The award to the H2O Trash Patrol was for collecting more than 16,000 pounds of trash since 2011, and teaching children about the environment and marine debris.
Christine Hillger was honored for installing and maintaining biodegradable dog waste bag dispensers in Imperial Beach over the past 14 years. She made a huge impact on beach water quality by reducing toxic runoff, according to Coastkeeper.
The city of Chula Vista was touted for a progressive approach to water conservation efforts that includes public forums, “exceptional” instruction tools and housing construction requirements that embrace recycled water.
Diane Castaneda was honored for developing a successful marine conservation outreach program for Hispanic and underserved children in San Diego County.
Laura Hunter was singled out for her work in the adoption of the Chula Vista Bayfront Master Plan, which Coastkeeper calls “one of the most environmentally appropriate development projects in our region.”

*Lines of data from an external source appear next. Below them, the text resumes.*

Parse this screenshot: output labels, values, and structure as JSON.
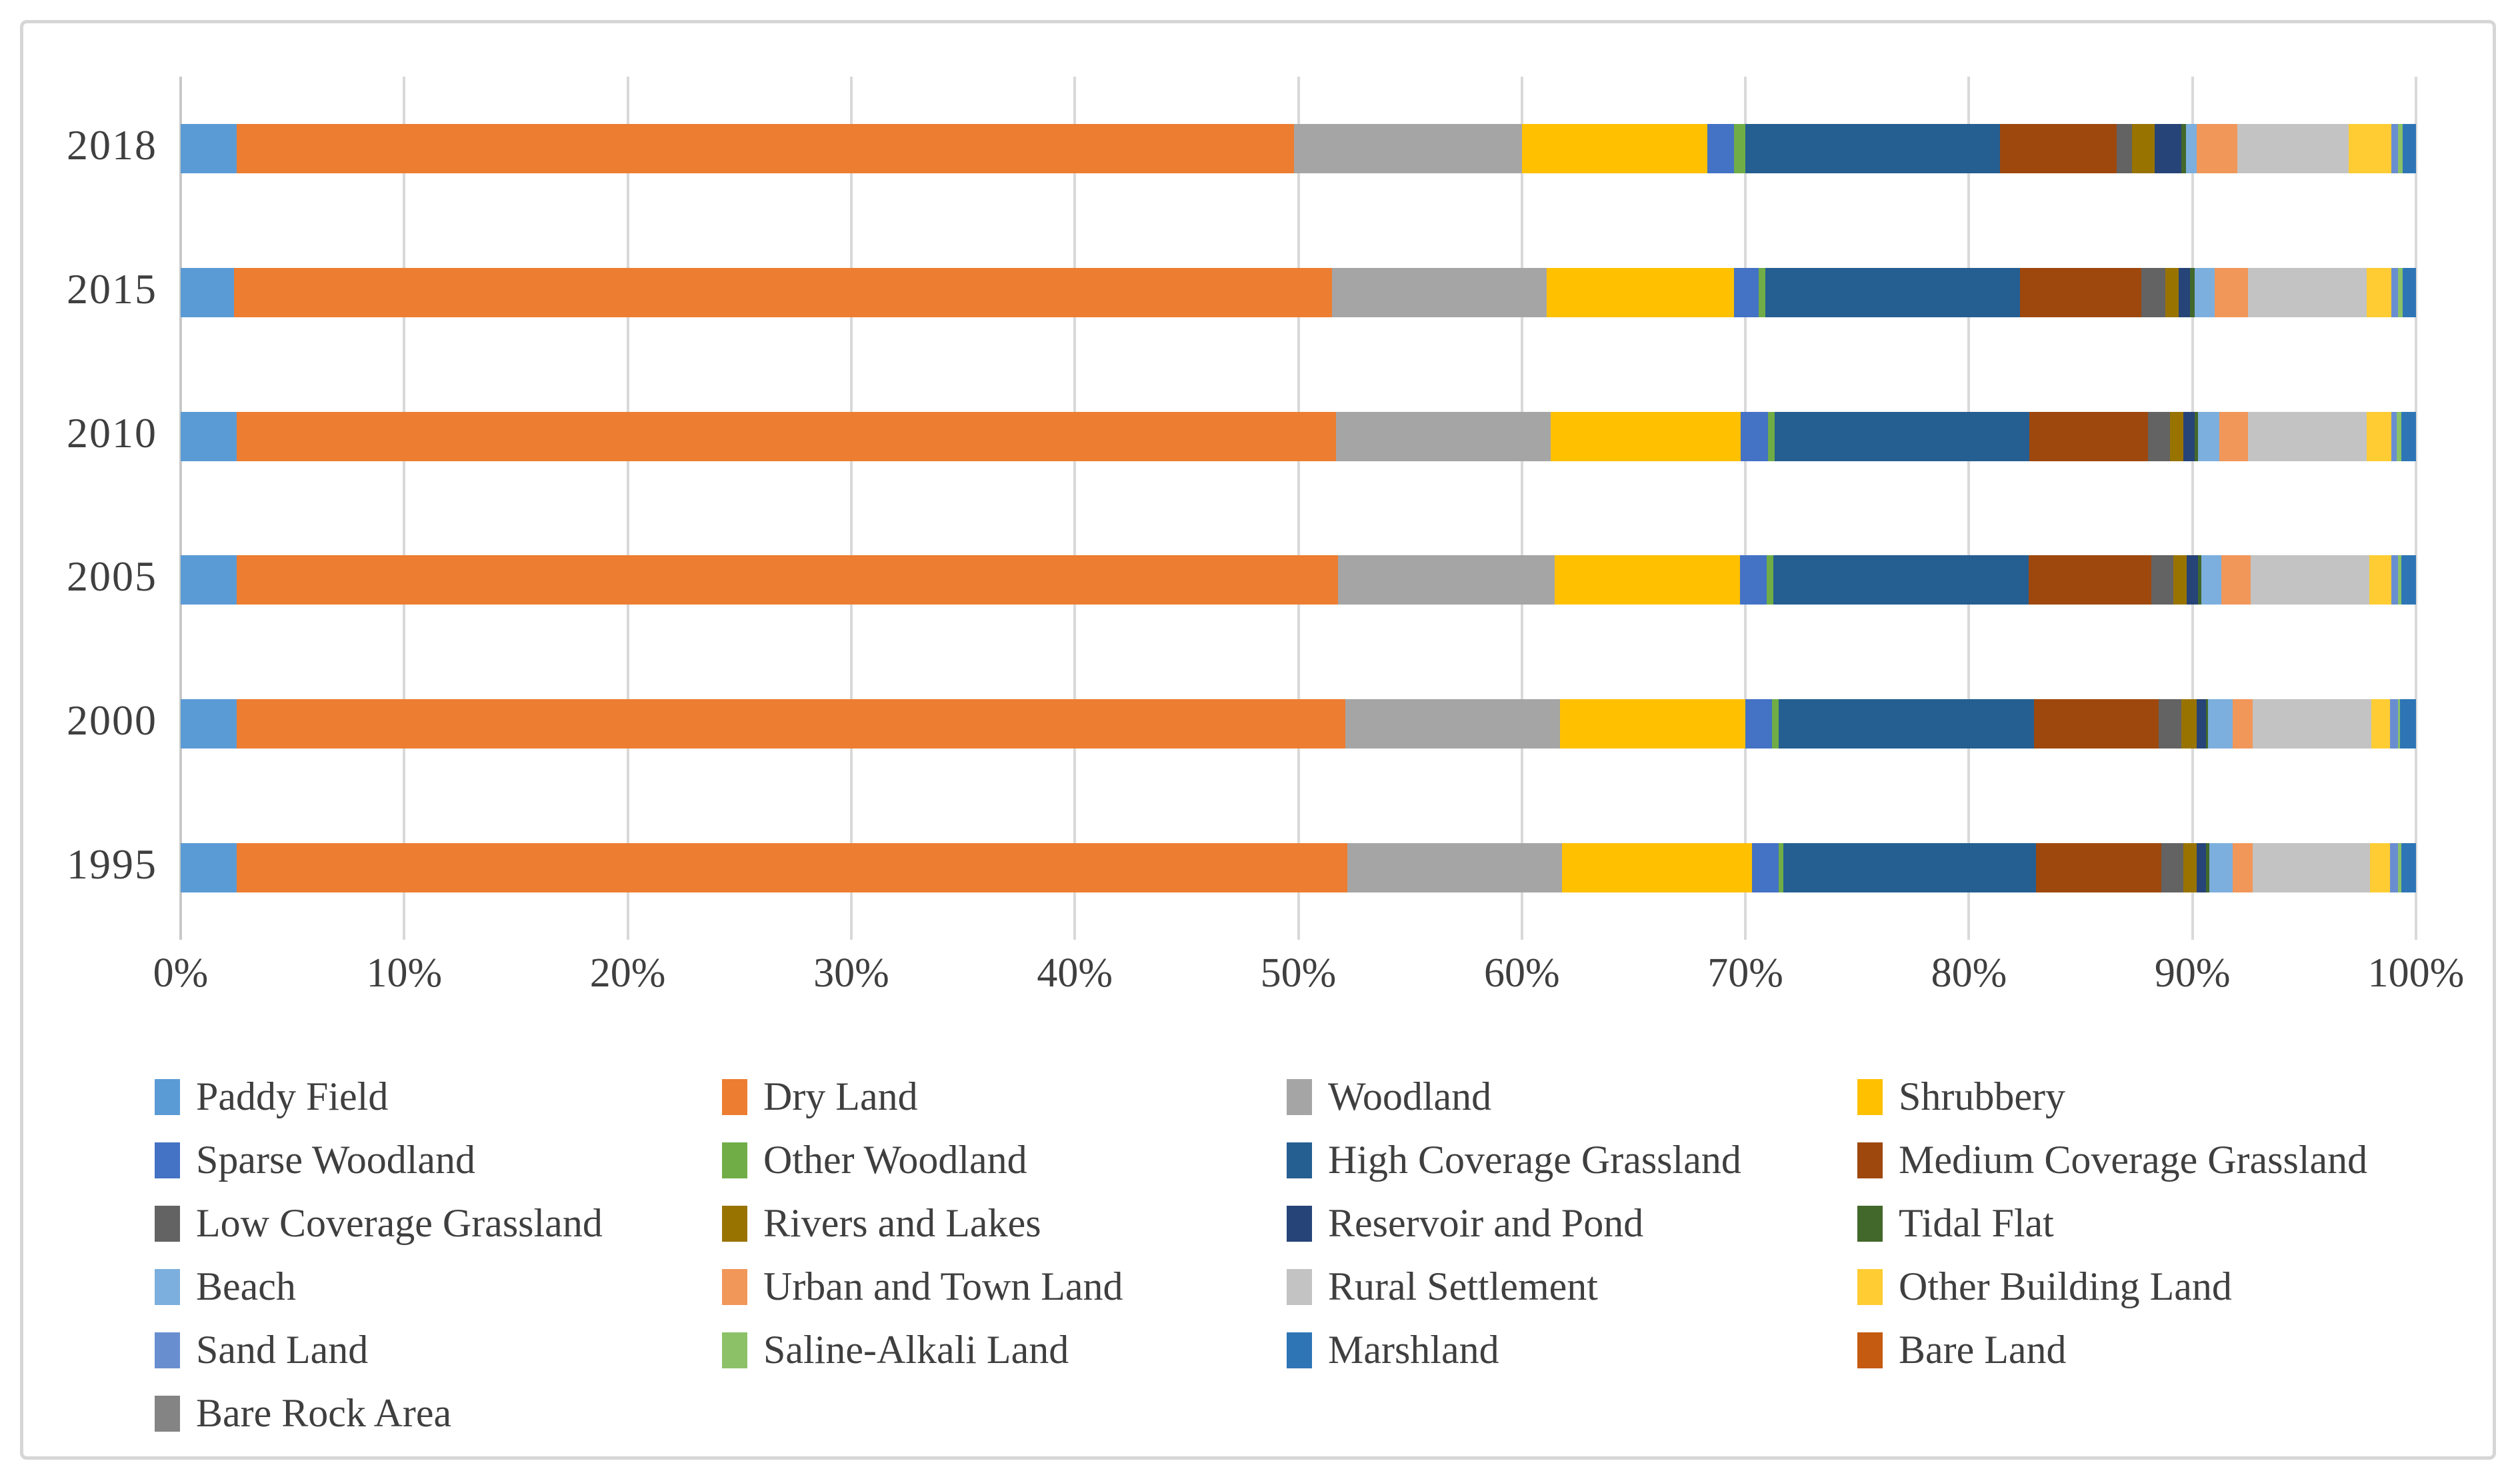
{
  "figure": {
    "background": "#ffffff",
    "border_color": "#d6d6d6"
  },
  "axis": {
    "x_ticks": [
      "0%",
      "10%",
      "20%",
      "30%",
      "40%",
      "50%",
      "60%",
      "70%",
      "80%",
      "90%",
      "100%"
    ],
    "grid_color": "#d9d9d9",
    "label_color": "#3f3f3f"
  },
  "chart_data": {
    "type": "bar",
    "orientation": "horizontal",
    "stacked": true,
    "unit": "percent",
    "xlim": [
      0,
      100
    ],
    "grid": true,
    "legend_position": "bottom",
    "title": "",
    "xlabel": "",
    "ylabel": "",
    "categories": [
      "2018",
      "2015",
      "2010",
      "2005",
      "2000",
      "1995"
    ],
    "series": [
      {
        "name": "Paddy Field",
        "color": "#5B9BD5",
        "values": [
          2.5,
          2.4,
          2.5,
          2.5,
          2.5,
          2.5
        ]
      },
      {
        "name": "Dry Land",
        "color": "#ED7D31",
        "values": [
          47.3,
          49.1,
          49.2,
          49.3,
          49.6,
          49.7
        ]
      },
      {
        "name": "Woodland",
        "color": "#A5A5A5",
        "values": [
          10.2,
          9.6,
          9.6,
          9.7,
          9.6,
          9.6
        ]
      },
      {
        "name": "Shrubbery",
        "color": "#FFC000",
        "values": [
          8.3,
          8.4,
          8.5,
          8.3,
          8.3,
          8.5
        ]
      },
      {
        "name": "Sparse Woodland",
        "color": "#4472C4",
        "values": [
          1.2,
          1.1,
          1.2,
          1.2,
          1.2,
          1.2
        ]
      },
      {
        "name": "Other Woodland",
        "color": "#70AD47",
        "values": [
          0.5,
          0.3,
          0.3,
          0.3,
          0.3,
          0.2
        ]
      },
      {
        "name": "High Coverage Grassland",
        "color": "#255E91",
        "values": [
          11.4,
          11.4,
          11.4,
          11.4,
          11.4,
          11.3
        ]
      },
      {
        "name": "Medium Coverage Grassland",
        "color": "#9E480E",
        "values": [
          5.2,
          5.4,
          5.3,
          5.5,
          5.6,
          5.6
        ]
      },
      {
        "name": "Low Coverage Grassland",
        "color": "#636363",
        "values": [
          0.7,
          1.1,
          1.0,
          1.0,
          1.0,
          1.0
        ]
      },
      {
        "name": "Rivers and Lakes",
        "color": "#997300",
        "values": [
          1.0,
          0.6,
          0.6,
          0.6,
          0.7,
          0.6
        ]
      },
      {
        "name": "Reservoir and Pond",
        "color": "#264478",
        "values": [
          1.2,
          0.5,
          0.5,
          0.5,
          0.4,
          0.4
        ]
      },
      {
        "name": "Tidal Flat",
        "color": "#43682B",
        "values": [
          0.2,
          0.2,
          0.15,
          0.15,
          0.1,
          0.15
        ]
      },
      {
        "name": "Beach",
        "color": "#7CAFDD",
        "values": [
          0.5,
          0.9,
          0.95,
          0.9,
          1.1,
          1.05
        ]
      },
      {
        "name": "Urban and Town Land",
        "color": "#F1975A",
        "values": [
          1.8,
          1.5,
          1.3,
          1.3,
          0.9,
          0.9
        ]
      },
      {
        "name": "Rural Settlement",
        "color": "#C3C3C3",
        "values": [
          5.0,
          5.3,
          5.3,
          5.3,
          5.3,
          5.25
        ]
      },
      {
        "name": "Other Building Land",
        "color": "#FFCD33",
        "values": [
          1.9,
          1.1,
          1.1,
          1.0,
          0.85,
          0.9
        ]
      },
      {
        "name": "Sand Land",
        "color": "#698ED0",
        "values": [
          0.3,
          0.3,
          0.25,
          0.3,
          0.35,
          0.35
        ]
      },
      {
        "name": "Saline-Alkali Land",
        "color": "#8CC168",
        "values": [
          0.2,
          0.2,
          0.2,
          0.15,
          0.1,
          0.15
        ]
      },
      {
        "name": "Marshland",
        "color": "#2E75B6",
        "values": [
          0.6,
          0.6,
          0.65,
          0.65,
          0.7,
          0.65
        ]
      },
      {
        "name": "Bare Land",
        "color": "#C55A11",
        "values": [
          0,
          0,
          0,
          0,
          0,
          0
        ]
      },
      {
        "name": "Bare Rock Area",
        "color": "#848484",
        "values": [
          0,
          0,
          0,
          0,
          0,
          0
        ]
      }
    ]
  },
  "legend": {
    "columns": 4
  }
}
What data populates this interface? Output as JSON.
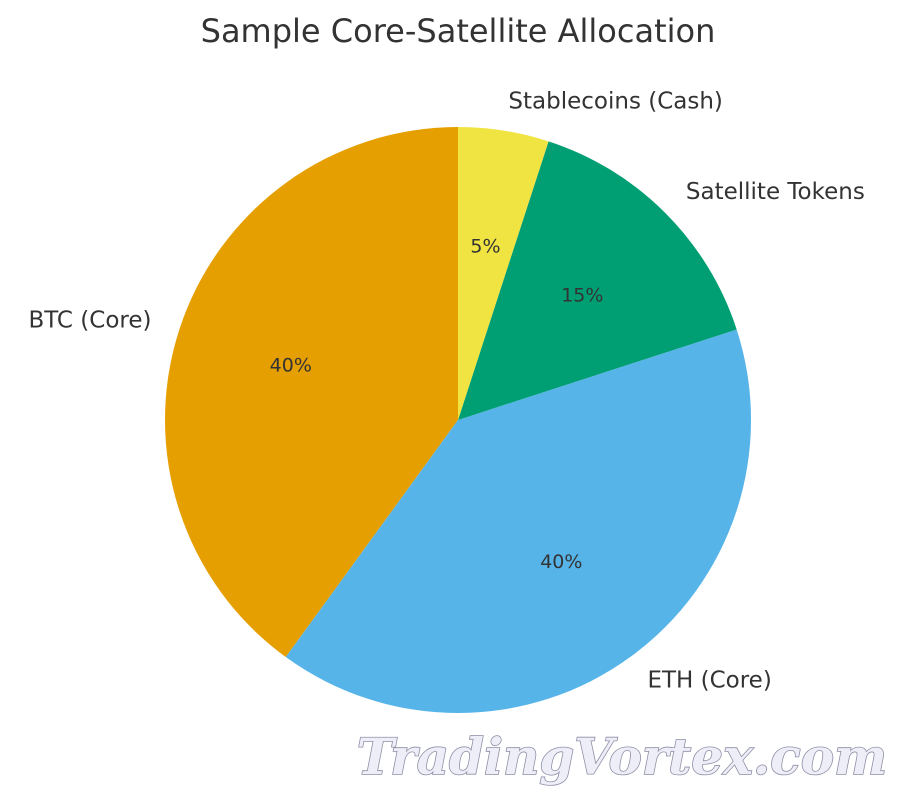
{
  "chart_data": {
    "type": "pie",
    "title": "Sample Core-Satellite Allocation",
    "slices": [
      {
        "label": "BTC (Core)",
        "value": 40,
        "pct_label": "40%",
        "color": "#E69F00"
      },
      {
        "label": "ETH (Core)",
        "value": 40,
        "pct_label": "40%",
        "color": "#56B4E9"
      },
      {
        "label": "Satellite Tokens",
        "value": 15,
        "pct_label": "15%",
        "color": "#009E73"
      },
      {
        "label": "Stablecoins (Cash)",
        "value": 5,
        "pct_label": "5%",
        "color": "#F0E442"
      }
    ],
    "start_angle": "top",
    "direction": "counterclockwise"
  },
  "watermark": {
    "text": "TradingVortex.com"
  }
}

The Southern California Coastal Ocean Observing System was recognized for the development of innovative technology that will collect data about Areas of Special Biological Significance to keep these areas free of pollution as mandated by state law.
Steve Kwik was named Volunteer of the Year. He leads a team of volunteers and trainees that collects water samples used by Coastkeeper to monitor pollutants in the Los Penasquitos watershed.